I drive by it everyday twice a day for the past 9 years and never stopped. Someone recommended the Cove in Peekskill by the water.


----------



## Flatbedford (Feb 18, 2013)

Cove has recently changed ownership. Not sure what its like now. The location is nice though. If you are gonna head down in the warmer weather let me know. Maybe we can meet you there. Do you know how all the restaurants at the Newburgh waterfront did during Sandy? We like to go up there in the summer.


----------



## katwillny (Feb 19, 2013)

That be real cool Steve, Ill definitely let you know. I was just in torches a few days ago and all appears to be fine. Love that water front, Torches with the wife, Havanas 59 with the wife and kids and Gullys with the boys. Gullys is a great place for beers and good live music.


----------



## Flatbedford (Feb 19, 2013)

We used to take the boat up to Gully's a couple times a year. Before gas got to be around $5/gallon and we pretty much gave up on boating.


----------



## MasterMech (Feb 20, 2013)

Flatbedford said:


> We used to take the boat up to Gully's a couple times a year. Before gas got to be around $5/gallon and we pretty much gave up on boating.

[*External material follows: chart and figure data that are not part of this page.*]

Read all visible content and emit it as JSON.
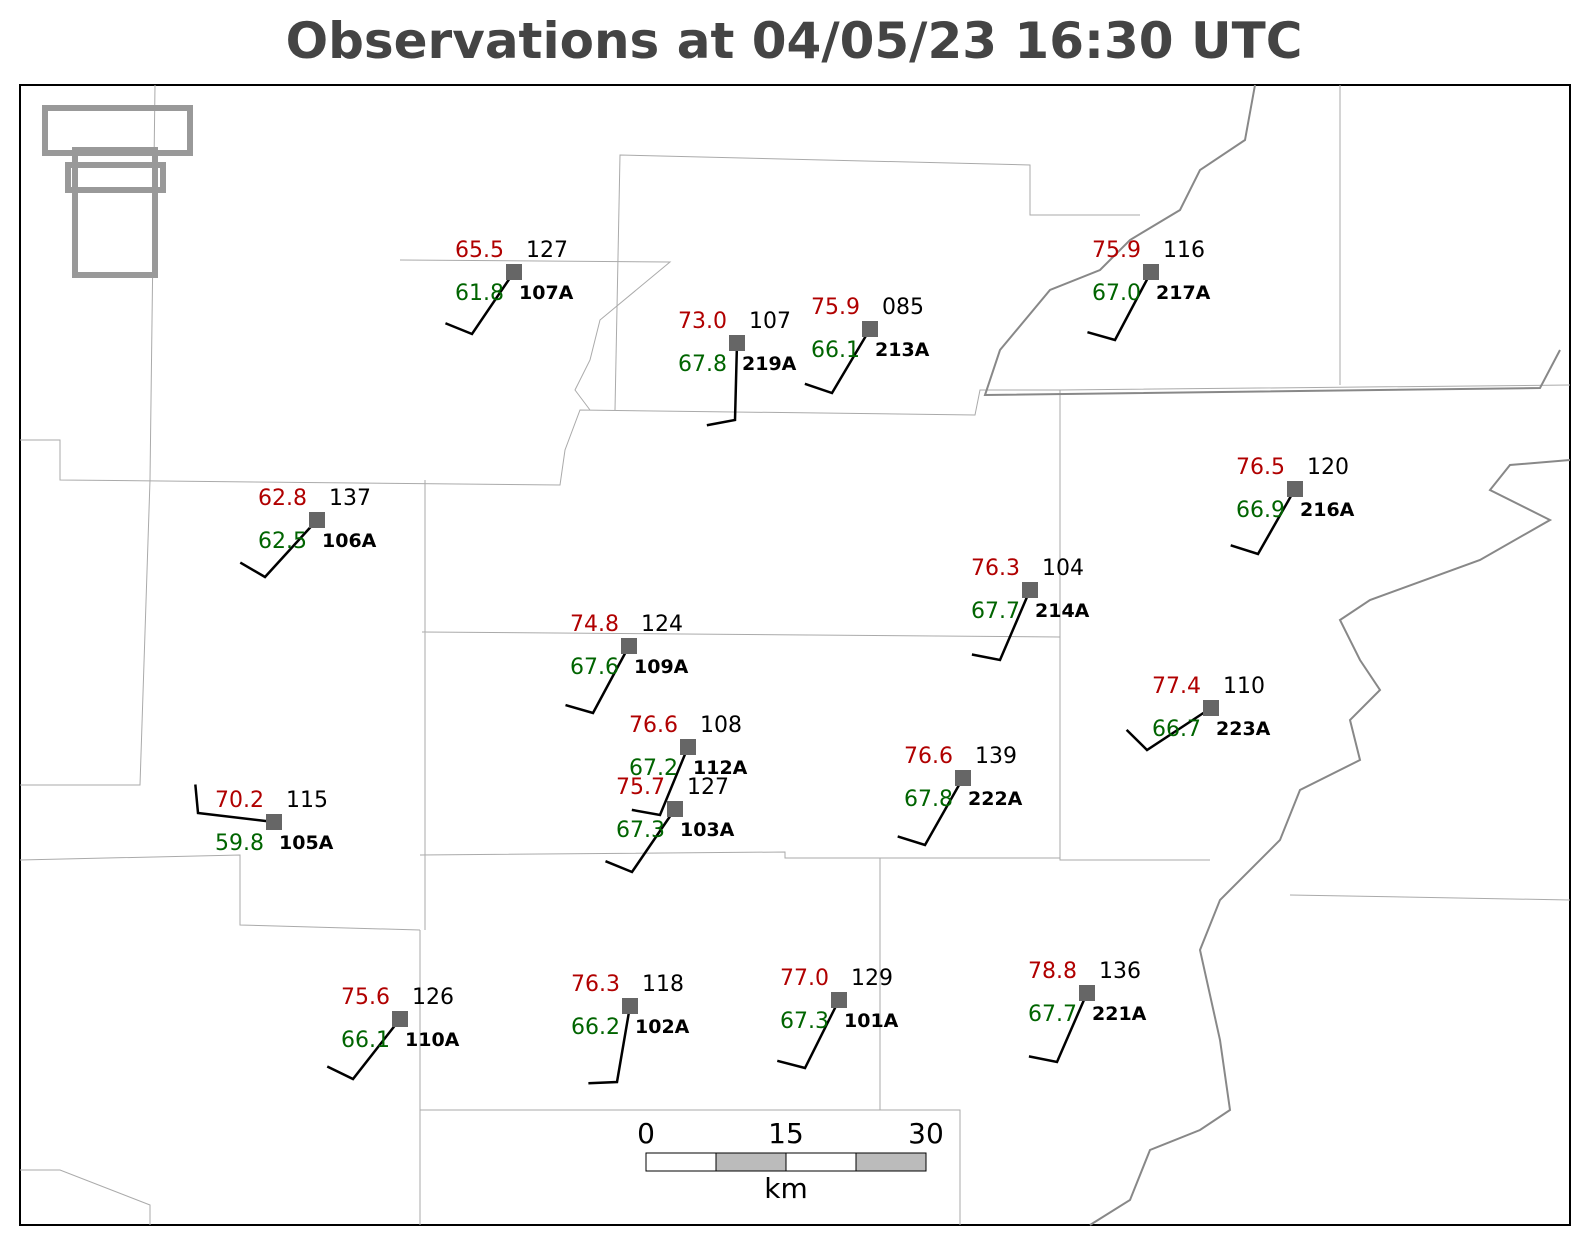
{
  "title": "Observations at 04/05/23 16:30 UTC",
  "stations": [
    {
      "temperature": "65.5",
      "dewpoint": "61.8",
      "pressure": "127",
      "id": "107A"
    },
    {
      "temperature": "73.0",
      "dewpoint": "67.8",
      "pressure": "107",
      "id": "219A"
    },
    {
      "temperature": "75.9",
      "dewpoint": "66.1",
      "pressure": "085",
      "id": "213A"
    },
    {
      "temperature": "75.9",
      "dewpoint": "67.0",
      "pressure": "116",
      "id": "217A"
    },
    {
      "temperature": "62.8",
      "dewpoint": "62.5",
      "pressure": "137",
      "id": "106A"
    },
    {
      "temperature": "76.5",
      "dewpoint": "66.9",
      "pressure": "120",
      "id": "216A"
    },
    {
      "temperature": "76.3",
      "dewpoint": "67.7",
      "pressure": "104",
      "id": "214A"
    },
    {
      "temperature": "74.8",
      "dewpoint": "67.6",
      "pressure": "124",
      "id": "109A"
    },
    {
      "temperature": "77.4",
      "dewpoint": "66.7",
      "pressure": "110",
      "id": "223A"
    },
    {
      "temperature": "76.6",
      "dewpoint": "67.2",
      "pressure": "108",
      "id": "112A"
    },
    {
      "temperature": "75.7",
      "dewpoint": "67.3",
      "pressure": "127",
      "id": "103A"
    },
    {
      "temperature": "76.6",
      "dewpoint": "67.8",
      "pressure": "139",
      "id": "222A"
    },
    {
      "temperature": "70.2",
      "dewpoint": "59.8",
      "pressure": "115",
      "id": "105A"
    },
    {
      "temperature": "75.6",
      "dewpoint": "66.1",
      "pressure": "126",
      "id": "110A"
    },
    {
      "temperature": "76.3",
      "dewpoint": "66.2",
      "pressure": "118",
      "id": "102A"
    },
    {
      "temperature": "77.0",
      "dewpoint": "67.3",
      "pressure": "129",
      "id": "101A"
    },
    {
      "temperature": "78.8",
      "dewpoint": "67.7",
      "pressure": "136",
      "id": "221A"
    }
  ],
  "scale_bar": {
    "labels": [
      "0",
      "15",
      "30"
    ],
    "unit": "km"
  }
}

 Think we'll see sailing make a comeback?


----------



## Flatbedford (Feb 20, 2013)

Hard to make a run from Croton to Newburgh and back in one night with a sailboat.


----------



## thewoodlands (Feb 20, 2013)

katwillny said:


> Here are some more


 I'll take the trunk in the pic, very nice pics.


----------



## katwillny (Feb 20, 2013)

Zap, that trunk is one of my best finds and has a nice story. I found that last summer in downtown Manhattan at a yard sale and it was the last piece the lady had and i got it for literally a bottle of water. It was one of those ungodly hot NYC days and when I saw it I Immediately fell in love with it, I struck up a conversation with her and she told me that I could have it since she didnt want to carry it back to her apartment 4 blocks down. After talking to her about our beautiful NYC she asked me to buy her a bottle of water and that I could have the trunk. I offered her money but she insisted that she wanted me to have it as long as I promised her to give it a nice home. Cant wait for the spring when they have these community street sales.That was a sweet woman.


----------



## katwillny (Feb 20, 2013)

schoondog said:


> Texaco Research


Shoondog, are you referring to the warehouses down by Maddam Brett Park at the end of South Ave? There were talks of making those into Lofts but that was a few years ago and I have not seen much going on down there. I wish they would do something with those buildings, they are not very sightly in their current state. I can see really nice lofts being made in there. Yes, i walked in last summer, and looked around inside. lol.


----------